High transverse stability and relatively short length means the sea keeping is not always good. This has been improved in the wave piercing catamarans developed to reduce the pitching and in the SWATH (Small Waterplane Area Twin Hull) design where the water plane area is very much reduced and a larger part of the displaced water volume is well below the water line. The longitudinal motions can be reduced by using fins or stabilizers.
As a development of twin hull vessels and many designs studies indicated many advantage with no significant disadvantages, comparisons of mono-hull with multi-hull craft are difficult. Designs of each type should be strictly optimized to meet the stated requirements.
3. High Speed Craft
These may have civil or military application, so they are considered before going on to consider specific warship types. A number of hull configuration and propulsion system are discussed; each is designed to overcome problems with other types or to confer some desired advantage. Thus catamarans avoid the loss of stability at high speed suffered by a round bilge mono-hull. They also provide a large deck area for passengers. Hydrofoil craft benefit from reduced resistance by lifting the main hull clear of the water.

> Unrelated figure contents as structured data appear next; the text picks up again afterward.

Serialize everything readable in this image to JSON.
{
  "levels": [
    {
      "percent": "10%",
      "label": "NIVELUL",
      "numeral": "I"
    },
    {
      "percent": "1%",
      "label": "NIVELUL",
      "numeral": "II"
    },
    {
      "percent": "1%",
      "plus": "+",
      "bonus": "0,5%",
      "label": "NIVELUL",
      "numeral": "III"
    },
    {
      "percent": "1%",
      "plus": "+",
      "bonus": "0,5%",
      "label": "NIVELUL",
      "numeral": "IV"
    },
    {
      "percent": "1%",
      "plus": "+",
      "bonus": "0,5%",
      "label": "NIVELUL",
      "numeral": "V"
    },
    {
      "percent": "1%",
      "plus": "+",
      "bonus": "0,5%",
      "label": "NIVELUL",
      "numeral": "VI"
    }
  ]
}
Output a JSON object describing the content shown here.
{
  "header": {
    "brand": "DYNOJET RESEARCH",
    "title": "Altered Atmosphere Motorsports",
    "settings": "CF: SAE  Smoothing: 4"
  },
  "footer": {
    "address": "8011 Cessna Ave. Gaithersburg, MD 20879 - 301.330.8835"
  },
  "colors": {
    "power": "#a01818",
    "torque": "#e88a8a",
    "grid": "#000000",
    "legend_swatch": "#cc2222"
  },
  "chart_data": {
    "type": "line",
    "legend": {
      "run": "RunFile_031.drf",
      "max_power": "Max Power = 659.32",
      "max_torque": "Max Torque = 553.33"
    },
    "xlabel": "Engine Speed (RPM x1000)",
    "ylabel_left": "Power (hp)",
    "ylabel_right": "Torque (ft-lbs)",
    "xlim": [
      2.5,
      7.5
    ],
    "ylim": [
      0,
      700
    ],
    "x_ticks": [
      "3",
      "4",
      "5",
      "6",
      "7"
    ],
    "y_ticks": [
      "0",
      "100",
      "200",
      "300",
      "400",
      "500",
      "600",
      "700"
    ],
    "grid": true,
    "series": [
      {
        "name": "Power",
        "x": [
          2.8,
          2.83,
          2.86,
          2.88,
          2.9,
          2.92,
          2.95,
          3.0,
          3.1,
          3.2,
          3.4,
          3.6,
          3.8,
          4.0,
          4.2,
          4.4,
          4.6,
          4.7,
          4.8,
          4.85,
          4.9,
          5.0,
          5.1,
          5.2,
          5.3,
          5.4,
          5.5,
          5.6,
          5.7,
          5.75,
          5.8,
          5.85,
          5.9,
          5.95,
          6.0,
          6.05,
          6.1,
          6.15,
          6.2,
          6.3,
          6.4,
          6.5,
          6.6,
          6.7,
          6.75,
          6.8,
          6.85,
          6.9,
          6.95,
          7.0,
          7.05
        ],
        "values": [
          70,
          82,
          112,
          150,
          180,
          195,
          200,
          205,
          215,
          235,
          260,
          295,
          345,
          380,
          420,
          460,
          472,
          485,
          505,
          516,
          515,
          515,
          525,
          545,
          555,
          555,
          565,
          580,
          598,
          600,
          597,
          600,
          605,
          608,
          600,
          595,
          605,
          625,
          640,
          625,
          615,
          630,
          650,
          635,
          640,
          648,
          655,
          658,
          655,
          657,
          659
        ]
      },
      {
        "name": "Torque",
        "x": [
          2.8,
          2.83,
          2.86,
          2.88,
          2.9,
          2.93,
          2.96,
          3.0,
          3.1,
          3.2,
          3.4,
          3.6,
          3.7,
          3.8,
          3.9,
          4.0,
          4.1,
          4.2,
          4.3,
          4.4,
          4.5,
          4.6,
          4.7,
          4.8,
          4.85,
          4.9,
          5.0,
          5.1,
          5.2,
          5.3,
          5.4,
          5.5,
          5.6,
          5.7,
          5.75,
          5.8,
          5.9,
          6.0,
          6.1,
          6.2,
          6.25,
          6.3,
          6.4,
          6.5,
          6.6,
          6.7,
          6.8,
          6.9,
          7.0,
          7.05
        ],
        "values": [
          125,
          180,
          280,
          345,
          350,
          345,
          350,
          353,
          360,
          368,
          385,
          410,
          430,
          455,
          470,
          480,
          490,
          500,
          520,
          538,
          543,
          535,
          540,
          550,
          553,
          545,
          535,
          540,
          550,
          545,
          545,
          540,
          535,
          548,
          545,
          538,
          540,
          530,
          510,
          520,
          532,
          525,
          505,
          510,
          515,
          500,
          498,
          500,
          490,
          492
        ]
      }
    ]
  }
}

The effect of waves on performance is minimized in the SWATH concept. Some craft are designed to reduce wash so that they can operate at higher speeds in restricted waters. Although most applications of these concepts have been initially to smaller craft, some are now employed in the medium size boats, especially for high speed ferry services.
In commercial applications they can be applicable with any of the special characteristics as mentioned above in the deciding factor in the adaptation of a particular hull form. By doing the changes in the hull forms we ultimately try to increase the “Transport Efficiency Factor” which is the ratio between the product of pay load and speed to the total installed power.
So we can use any one of the above new technologies in building the future sailboats keeping the “Transport Efficiency” factor in mind.